In July, I broke a tooth. Broke it at an angle about a quarter of the way past the gumline. I’d spent the previous three weeks in the woods teaching teenagers to push themselves through challenging experiences. I coached, encouraged, and held firm to help them learn to pick themselves up when they failed. Now it was time to walk my talk. I’d never been great at windsurfing. I took a handful of lessons as a kid and played around on a board a few times since. When I took the rig out onto Birch Bay, I accepted that I’d spend most of my time in the water.
I paddled out past the dock like a surfer heading for the breakers. I stood up and flexed my feet against the board for balance. I pulled at the rope tethered to the boom and raised the mast. Up came the sail, and I angled it to catch the wind. Two seconds later, water splashed around me. I clambered back onto the board and stood up again. A fierce smile lit my face. This was hard. I crossed the bay back and forth, upwind first, then down. Each time I crashed into the water, I cackled with glee.
One of the true values of an Outward Bound course is learning how to pick yourself up when you fall. Here I was, floating in the water, after falling again and again. Each time I found myself no longer standing, I learned to hold the sail a little differently. I relearned that tipping the mast back to the board’s tail spun the board upwind; pointing the mast to the nose turned the board downwind. Each time the sail slapped the water with resounding force, and I tried not to think about how much it would hurt if it caught me.
The afternoon passed. I was tired from all of the falling, hopping back up, and holding the sail fast in the wind. I got stuck closer to the shore than I liked, and swam the rig out ten more feet. I stood up, pulled the sail out of the water, and held it close. Too close. A gust of wind back-filled the sail, pushing it into me instead of away. I toppled into the lake. In the split second water covered my eyes, I lost track of the mast. I found it again when it crashed into my forehead and mouth.
I didn’t know how bad it was, and I don’t think I wanted to. I sensed the hole immediately, and my tongue gingerly probed my upper teeth as my mouth filled with blood. I felt for the tooth remnant, but it wasn’t there. I spat, saliva thick with blood. I looked quickly into my PFD, down my shirt, into my swimsuit. Nothing. The tooth was at the bottom of the lake.
I paddled the windsurfer to shore and propped it on land to keep it from floating away.
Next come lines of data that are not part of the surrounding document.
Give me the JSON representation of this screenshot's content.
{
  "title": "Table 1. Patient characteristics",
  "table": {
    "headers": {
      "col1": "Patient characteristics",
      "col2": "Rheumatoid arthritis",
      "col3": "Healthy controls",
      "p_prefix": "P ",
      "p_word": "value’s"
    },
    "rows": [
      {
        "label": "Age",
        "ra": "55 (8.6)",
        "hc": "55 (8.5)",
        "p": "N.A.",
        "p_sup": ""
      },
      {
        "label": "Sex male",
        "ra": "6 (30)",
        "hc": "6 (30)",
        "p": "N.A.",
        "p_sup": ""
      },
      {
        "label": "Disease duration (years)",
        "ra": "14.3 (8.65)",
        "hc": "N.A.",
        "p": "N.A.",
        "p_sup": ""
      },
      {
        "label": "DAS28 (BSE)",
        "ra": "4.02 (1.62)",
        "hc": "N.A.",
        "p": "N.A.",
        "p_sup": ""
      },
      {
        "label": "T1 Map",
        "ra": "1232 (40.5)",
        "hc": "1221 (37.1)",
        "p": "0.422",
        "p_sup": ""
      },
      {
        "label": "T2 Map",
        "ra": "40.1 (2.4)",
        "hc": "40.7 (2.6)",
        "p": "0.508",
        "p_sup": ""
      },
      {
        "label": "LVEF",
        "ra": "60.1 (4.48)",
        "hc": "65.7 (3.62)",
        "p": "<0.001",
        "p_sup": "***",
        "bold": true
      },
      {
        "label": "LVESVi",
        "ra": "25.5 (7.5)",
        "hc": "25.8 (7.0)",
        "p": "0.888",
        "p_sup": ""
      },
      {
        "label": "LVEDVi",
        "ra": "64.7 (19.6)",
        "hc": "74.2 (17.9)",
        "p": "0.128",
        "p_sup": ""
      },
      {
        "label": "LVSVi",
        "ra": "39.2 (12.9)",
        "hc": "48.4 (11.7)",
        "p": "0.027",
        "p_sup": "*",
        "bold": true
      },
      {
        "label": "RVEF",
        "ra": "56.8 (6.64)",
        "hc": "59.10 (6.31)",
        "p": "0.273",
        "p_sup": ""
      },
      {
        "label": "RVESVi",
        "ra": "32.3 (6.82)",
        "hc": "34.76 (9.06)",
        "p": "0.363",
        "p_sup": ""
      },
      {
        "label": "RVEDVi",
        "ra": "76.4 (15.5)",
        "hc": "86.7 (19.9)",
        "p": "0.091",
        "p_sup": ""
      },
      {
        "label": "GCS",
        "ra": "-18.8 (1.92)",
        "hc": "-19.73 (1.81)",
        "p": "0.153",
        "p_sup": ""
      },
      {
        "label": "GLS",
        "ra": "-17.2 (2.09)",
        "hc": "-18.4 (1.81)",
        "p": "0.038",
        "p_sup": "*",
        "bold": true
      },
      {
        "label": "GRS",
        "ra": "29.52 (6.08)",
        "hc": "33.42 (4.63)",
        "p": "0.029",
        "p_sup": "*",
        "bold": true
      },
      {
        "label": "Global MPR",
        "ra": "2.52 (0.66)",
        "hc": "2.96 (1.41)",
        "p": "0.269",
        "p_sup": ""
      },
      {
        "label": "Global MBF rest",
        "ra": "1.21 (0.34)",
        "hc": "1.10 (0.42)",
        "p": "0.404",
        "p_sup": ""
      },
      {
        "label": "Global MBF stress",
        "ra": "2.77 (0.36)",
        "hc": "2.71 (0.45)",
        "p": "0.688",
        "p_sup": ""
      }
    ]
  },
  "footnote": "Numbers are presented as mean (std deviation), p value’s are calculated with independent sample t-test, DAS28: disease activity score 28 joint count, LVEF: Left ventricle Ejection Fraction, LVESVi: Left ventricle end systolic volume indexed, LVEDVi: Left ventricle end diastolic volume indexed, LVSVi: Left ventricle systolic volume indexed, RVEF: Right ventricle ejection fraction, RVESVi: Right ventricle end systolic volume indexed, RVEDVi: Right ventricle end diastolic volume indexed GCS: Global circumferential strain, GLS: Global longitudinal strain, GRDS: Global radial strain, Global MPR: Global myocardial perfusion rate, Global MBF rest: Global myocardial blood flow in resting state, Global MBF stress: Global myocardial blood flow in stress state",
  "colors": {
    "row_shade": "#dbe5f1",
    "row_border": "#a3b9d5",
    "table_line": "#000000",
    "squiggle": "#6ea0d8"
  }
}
I walked the path toward the Pieh Building, gingerly holding my mouth. Soaking wet, wearing orange board shorts and a long-sleeved polypro top, protected by a faded red PFD, I made a ridiculous sight. I couldn’t contain myself any longer–I burst out laughing. I walked up to my friend who was conveniently sitting on the dock. She took one look at my bloody lip and missing tooth and started laughing. “Oh buddy, what’d you do?” She fetched ice for my forehead and warm salt water to gurgle. Once the bleeding stopped, I told her the whole story.
I told the story many more times that evening and the next day. I was surprised by how awesome people in the dinner line thought it was. No one pitied me, like coworkers in a cubicled office might. I was out on the lake, throwing myself at something challenging and getting up every time I “failed.” We believe so strongly in the culture of pushing ourselves that we do it in our free time. We also recognize it in those around us and celebrate them for that drive. We constantly push to make ourselves better and better, only stopping for an occasional bag of ice and a visit to the dentist.